You can hear them behind you. Feverishly, you point the barrel of your bright red rifle towards the trees, thumb fumbling over the orange, rubber button on your rail-mounted flashlight as you struggle to see what is around you, but you know they are there, just out of your line of sight. The zombies are gaining on you, and as you manage to take aim in the darkness, you remember the two rules: “Shoot ’em in the face,” and “Don’t get bit.”
While this sounds like the adventures of movie actors dying in a motion picture, Clarksville Zombie Hunters brings this experience to life just 20 minutes from the APSU main campus, with several attractions designed for a variety of age groups, from a hayride to a pitch-black, fog-filled maze. Eric Yow and his wife have been running Zombie Hunters for four years now, and they said the turn-out has risen every year they host it.
“We have seen other groups host events like this, but we thought we could add so much more to it,” Eric Yow said. “We have added attractions due to our increased popularity.”

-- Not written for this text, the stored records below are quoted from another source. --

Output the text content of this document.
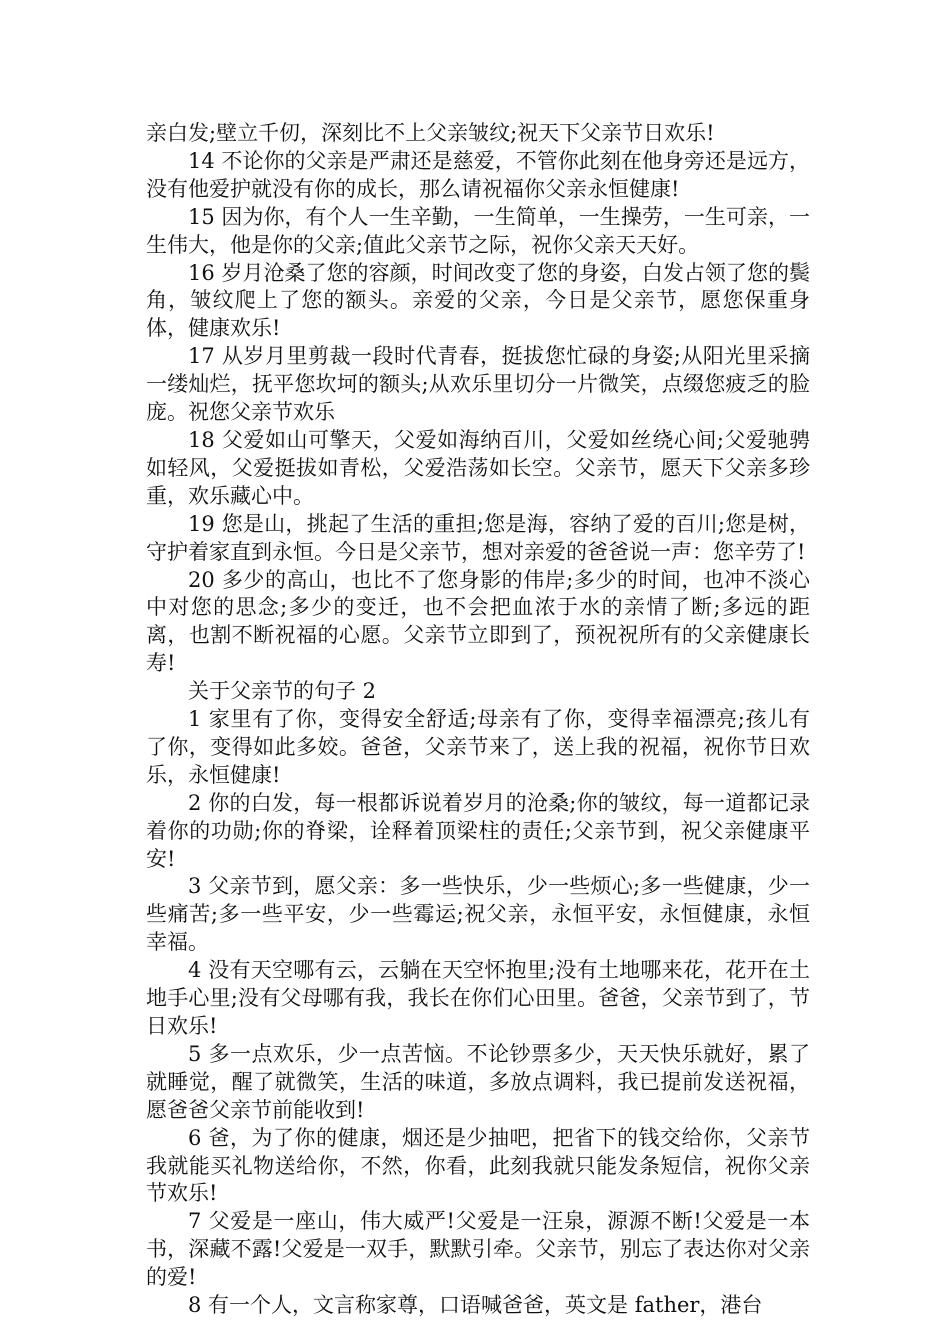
亲白发;壁立千仞，深刻比不上父亲皱纹;祝天下父亲节日欢乐!

14 不论你的父亲是严肃还是慈爱，不管你此刻在他身旁还是远方，没有他爱护就没有你的成长，那么请祝福你父亲永恒健康!

15 因为你，有个人一生辛勤，一生简单，一生操劳，一生可亲，一生伟大，他是你的父亲;值此父亲节之际，祝你父亲天天好。

16 岁月沧桑了您的容颜，时间改变了您的身姿，白发占领了您的鬓角，皱纹爬上了您的额头。亲爱的父亲，今日是父亲节，愿您保重身体，健康欢乐!

17 从岁月里剪裁一段时代青春，挺拔您忙碌的身姿;从阳光里采摘一缕灿烂，抚平您坎坷的额头;从欢乐里切分一片微笑，点缀您疲乏的脸庞。祝您父亲节欢乐

18 父爱如山可擎天，父爱如海纳百川，父爱如丝绕心间;父爱驰骋如轻风，父爱挺拔如青松，父爱浩荡如长空。父亲节，愿天下父亲多珍重，欢乐藏心中。

19 您是山，挑起了生活的重担;您是海，容纳了爱的百川;您是树，守护着家直到永恒。今日是父亲节，想对亲爱的爸爸说一声：您辛劳了!

20 多少的高山，也比不了您身影的伟岸;多少的时间，也冲不淡心中对您的思念;多少的变迁，也不会把血浓于水的亲情了断;多远的距离，也割不断祝福的心愿。父亲节立即到了，预祝祝所有的父亲健康长寿!

关于父亲节的句子 2

1 家里有了你，变得安全舒适;母亲有了你，变得幸福漂亮;孩儿有了你，变得如此多姣。爸爸，父亲节来了，送上我的祝福，祝你节日欢乐，永恒健康!

2 你的白发，每一根都诉说着岁月的沧桑;你的皱纹，每一道都记录着你的功勋;你的脊梁，诠释着顶梁柱的责任;父亲节到，祝父亲健康平安!

3 父亲节到，愿父亲：多一些快乐，少一些烦心;多一些健康，少一些痛苦;多一些平安，少一些霉运;祝父亲，永恒平安，永恒健康，永恒幸福。

4 没有天空哪有云，云躺在天空怀抱里;没有土地哪来花，花开在土地手心里;没有父母哪有我，我长在你们心田里。爸爸，父亲节到了，节日欢乐!

5 多一点欢乐，少一点苦恼。不论钞票多少，天天快乐就好，累了就睡觉，醒了就微笑，生活的味道，多放点调料，我已提前发送祝福，愿爸爸父亲节前能收到!

6 爸，为了你的健康，烟还是少抽吧，把省下的钱交给你，父亲节我就能买礼物送给你，不然，你看，此刻我就只能发条短信，祝你父亲节欢乐!

7 父爱是一座山，伟大威严!父爱是一汪泉，源源不断!父爱是一本书，深藏不露!父爱是一双手，默默引牵。父亲节，别忘了表达你对父亲的爱!

8 有一个人，文言称家尊，口语喊爸爸，英文是 father，港台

Though Yow hosts several events for Clarksville residents to participate in, the centerpiece of the whole experience is the zombie hunting itself. As part of the main attraction, participants receive a pump-action, 12-gauge paintball gun with a rail-mounted flashlight. Participants then embark on a path through the woods, where various zombies and other scares assault them every step of the way.
Clarksville Zombie Hunters encourages participant to treat the zombies actors like real, undead zombies.
“We have two rules at Zombie Hunters,” Yow said. “Shoot ’em in the face, and do not get bit.”
The staff assured visitors the actors do wear protective gear.
Getting prepared for their six-week season takes almost an entire year; Yow and his team are always searching for new ways to improve the attractions and working on potential new attractions.
For example, the batteries used in the rail-mounted flashlights are a constant source of stress in getting set up.
“So much of what we do at Zombie Hunters is research and development, seeing what works and what does not,” Yow said. For example, “We tested six of these flashlights, and they worked really well, so we purchased about 80 of them in bulk. We get them, and about half of them do not work. We are in the process of replacing them.”
Yow and his team donate a part of their earnings from Zombie Hunters to local charities and organizations. Last year they raised $26,000 for six different organizations. As part of the experience, members of the selected organizations dress up as zombies and volunteer as workers and/or targets for the paintball course.
“You help and support these charities by shooting them in the face,” Yow said.
One of these organizations, Christian County High School’s JROTC program, participated opening night Friday, Oct. 6. This is their second year participating in Zombie Hunters.
“[Zombie Hunters] is huge for us, because this is such a huge money-maker for us,” Major R. Reese Marlow, head of the school’s JROTC program, said. He said Zombie Hunters alone constitutes more than half of the program’s annual budget.
“The kids really love it,” Marlow said. “They do not view it as work.”
Yow and his team spend all year planning for the five or six weekends Zombie Hunters runs, and the Clarksville community has made it a popular and vital part of their Halloween activities. Children as young as three years old and people up to 83 years old equally take part in ridding Clarksville of zombies throughout the month of October, and participants join in on the festivities, knowing every paintball fired is another dollar donated to local organizations to better their communities.